The first was the woman at the ticket counter in front of me. The agent told her that they needed to see her husband and his ID as well as hers. A reasonable request, I thought. But she decided to argue with him. "But I'm picking up the tickets!"
"Nevertheless, ma'am, before we can issue him a ticket, we need to confirm that it's actually him."
"But I'm here. It's really me. Why do you need to see him?"
Gee, lady, I dunno, maybe because we're presently engaged in whacking a hornet's nest with a stick in the Middle East and these are therefore dangerous times?
"Ma'am, I can't issue him a ticket unless he shows me his ID."
"But he's watching the bags!"
Finally she gave in, waved her husband over (he was only 30 feet away) and they moved on.
The second set of people were right behind me on the train ride up. They were in-the-eye-out-the-mouth people, seemingly unable to perform any action without verbalizing it. And almost entirely in a sort of whiny, fading tone that gave an odd rhythm to their speech.
Riding out of Seattle, for example.
"There's the spaghetti factory... where you were wednesday night... remember... and you met Mrs. Simpson... wasn't she nice... you had a nice conversation with her..."
"uh huh..."
The same people, later, were excited to see that Vancouver had chain restaurants they were familiar with.

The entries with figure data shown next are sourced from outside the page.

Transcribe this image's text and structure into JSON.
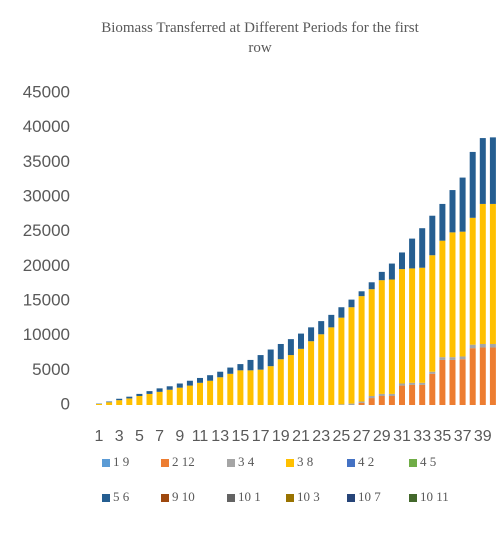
{
  "chart_data": {
    "type": "stacked_bar",
    "title": "Biomass Transferred at Different Periods for the first row",
    "categories": [
      "1",
      null,
      "3",
      null,
      "5",
      null,
      "7",
      null,
      "9",
      null,
      "11",
      null,
      "13",
      null,
      "15",
      null,
      "17",
      null,
      "19",
      null,
      "21",
      null,
      "23",
      null,
      "25",
      null,
      "27",
      null,
      "29",
      null,
      "31",
      null,
      "33",
      null,
      "35",
      null,
      "37",
      null,
      "39",
      null
    ],
    "ylim": [
      0,
      45000
    ],
    "yticks": [
      0,
      5000,
      10000,
      15000,
      20000,
      25000,
      30000,
      35000,
      40000,
      45000
    ],
    "grid": false,
    "legend": "bottom",
    "series": [
      {
        "name": "1 9",
        "color": "#5b9bd5",
        "values": [
          0,
          0,
          0,
          0,
          0,
          0,
          0,
          0,
          0,
          0,
          0,
          0,
          0,
          0,
          0,
          0,
          0,
          0,
          0,
          0,
          0,
          0,
          0,
          0,
          0,
          0,
          0,
          0,
          0,
          0,
          0,
          0,
          0,
          0,
          0,
          0,
          0,
          0,
          0,
          0
        ]
      },
      {
        "name": "2 12",
        "color": "#ed7d31",
        "values": [
          0,
          0,
          0,
          0,
          0,
          0,
          0,
          0,
          0,
          0,
          0,
          0,
          0,
          0,
          0,
          0,
          0,
          0,
          0,
          0,
          0,
          0,
          0,
          0,
          0,
          0,
          300,
          1000,
          1300,
          1300,
          2800,
          2900,
          2900,
          4500,
          6500,
          6500,
          6600,
          8200,
          8300,
          8300
        ]
      },
      {
        "name": "3 4",
        "color": "#a5a5a5",
        "values": [
          0,
          0,
          0,
          0,
          0,
          0,
          0,
          0,
          0,
          0,
          0,
          0,
          0,
          0,
          0,
          0,
          0,
          0,
          0,
          0,
          0,
          0,
          0,
          0,
          100,
          200,
          200,
          300,
          300,
          300,
          300,
          300,
          300,
          300,
          400,
          400,
          400,
          500,
          500,
          500
        ]
      },
      {
        "name": "3 8",
        "color": "#ffc000",
        "values": [
          150,
          400,
          700,
          950,
          1300,
          1600,
          1900,
          2200,
          2500,
          2800,
          3200,
          3500,
          4000,
          4500,
          5000,
          5000,
          5100,
          5600,
          6600,
          7200,
          8100,
          9200,
          10200,
          11200,
          12500,
          13900,
          15200,
          15400,
          16400,
          16500,
          16500,
          16500,
          16600,
          16800,
          16800,
          18000,
          18000,
          18300,
          20200,
          20200
        ]
      },
      {
        "name": "4 2",
        "color": "#4472c4",
        "values": [
          0,
          0,
          0,
          0,
          0,
          0,
          0,
          0,
          0,
          0,
          0,
          0,
          0,
          0,
          0,
          0,
          0,
          0,
          0,
          0,
          0,
          0,
          0,
          0,
          0,
          0,
          0,
          0,
          0,
          0,
          0,
          0,
          0,
          0,
          0,
          0,
          0,
          0,
          0,
          0
        ]
      },
      {
        "name": "4 5",
        "color": "#70ad47",
        "values": [
          0,
          0,
          0,
          0,
          0,
          0,
          0,
          0,
          0,
          0,
          0,
          0,
          0,
          0,
          0,
          0,
          0,
          0,
          0,
          0,
          0,
          0,
          0,
          0,
          0,
          0,
          0,
          0,
          0,
          0,
          0,
          0,
          0,
          0,
          0,
          0,
          0,
          0,
          0,
          0
        ]
      },
      {
        "name": "5 6",
        "color": "#255e91",
        "values": [
          50,
          100,
          200,
          250,
          300,
          400,
          500,
          500,
          600,
          700,
          700,
          800,
          800,
          900,
          900,
          1500,
          2100,
          2400,
          2200,
          2300,
          2200,
          2000,
          1900,
          1800,
          1500,
          1100,
          700,
          1000,
          1200,
          2300,
          2400,
          4300,
          5700,
          5700,
          5300,
          6100,
          7800,
          9500,
          9500,
          9600
        ]
      },
      {
        "name": "9 10",
        "color": "#9e480e",
        "values": [
          0,
          0,
          0,
          0,
          0,
          0,
          0,
          0,
          0,
          0,
          0,
          0,
          0,
          0,
          0,
          0,
          0,
          0,
          0,
          0,
          0,
          0,
          0,
          0,
          0,
          0,
          0,
          0,
          0,
          0,
          0,
          0,
          0,
          0,
          0,
          0,
          0,
          0,
          0,
          0
        ]
      },
      {
        "name": "10 1",
        "color": "#636363",
        "values": [
          0,
          0,
          0,
          0,
          0,
          0,
          0,
          0,
          0,
          0,
          0,
          0,
          0,
          0,
          0,
          0,
          0,
          0,
          0,
          0,
          0,
          0,
          0,
          0,
          0,
          0,
          0,
          0,
          0,
          0,
          0,
          0,
          0,
          0,
          0,
          0,
          0,
          0,
          0,
          0
        ]
      },
      {
        "name": "10 3",
        "color": "#997300",
        "values": [
          0,
          0,
          0,
          0,
          0,
          0,
          0,
          0,
          0,
          0,
          0,
          0,
          0,
          0,
          0,
          0,
          0,
          0,
          0,
          0,
          0,
          0,
          0,
          0,
          0,
          0,
          0,
          0,
          0,
          0,
          0,
          0,
          0,
          0,
          0,
          0,
          0,
          0,
          0,
          0
        ]
      },
      {
        "name": "10 7",
        "color": "#264478",
        "values": [
          0,
          0,
          0,
          0,
          0,
          0,
          0,
          0,
          0,
          0,
          0,
          0,
          0,
          0,
          0,
          0,
          0,
          0,
          0,
          0,
          0,
          0,
          0,
          0,
          0,
          0,
          0,
          0,
          0,
          0,
          0,
          0,
          0,
          0,
          0,
          0,
          0,
          0,
          0,
          0
        ]
      },
      {
        "name": "10 11",
        "color": "#43682b",
        "values": [
          0,
          0,
          0,
          0,
          0,
          0,
          0,
          0,
          0,
          0,
          0,
          0,
          0,
          0,
          0,
          0,
          0,
          0,
          0,
          0,
          0,
          0,
          0,
          0,
          0,
          0,
          0,
          0,
          0,
          0,
          0,
          0,
          0,
          0,
          0,
          0,
          0,
          0,
          0,
          0
        ]
      }
    ]
  }
}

"Oh, look... they have an old spaghetti factory... we should go Monday night with your friends... oh and there's a Keg, too... maybe we can have dinner there tonight..."
The real prize, though, was this exchange.
"Huh..."
"yeah...?"
"Well, I have my keys, two lipsticks, and some change in this pocket..."
"You've got a little bit of everything in there, huh?"
"Well, I could put my keys and lipsticks over here... then I wouldn't have so much in this pocket... [pause] Now that pocket's empty..."
I'm afraid I snorted at that last statement. Later, heading towards the restroom, I snuck a glance at them. He was wearing a Wall Drug t-shirt. She had big two-tone glasses with rhinestones at the temples, and a white sweatshirt with a sad kitten airbrushed on it. You, as Margaret Bourke-White said, "have seen their faces". You know who I'm talking about.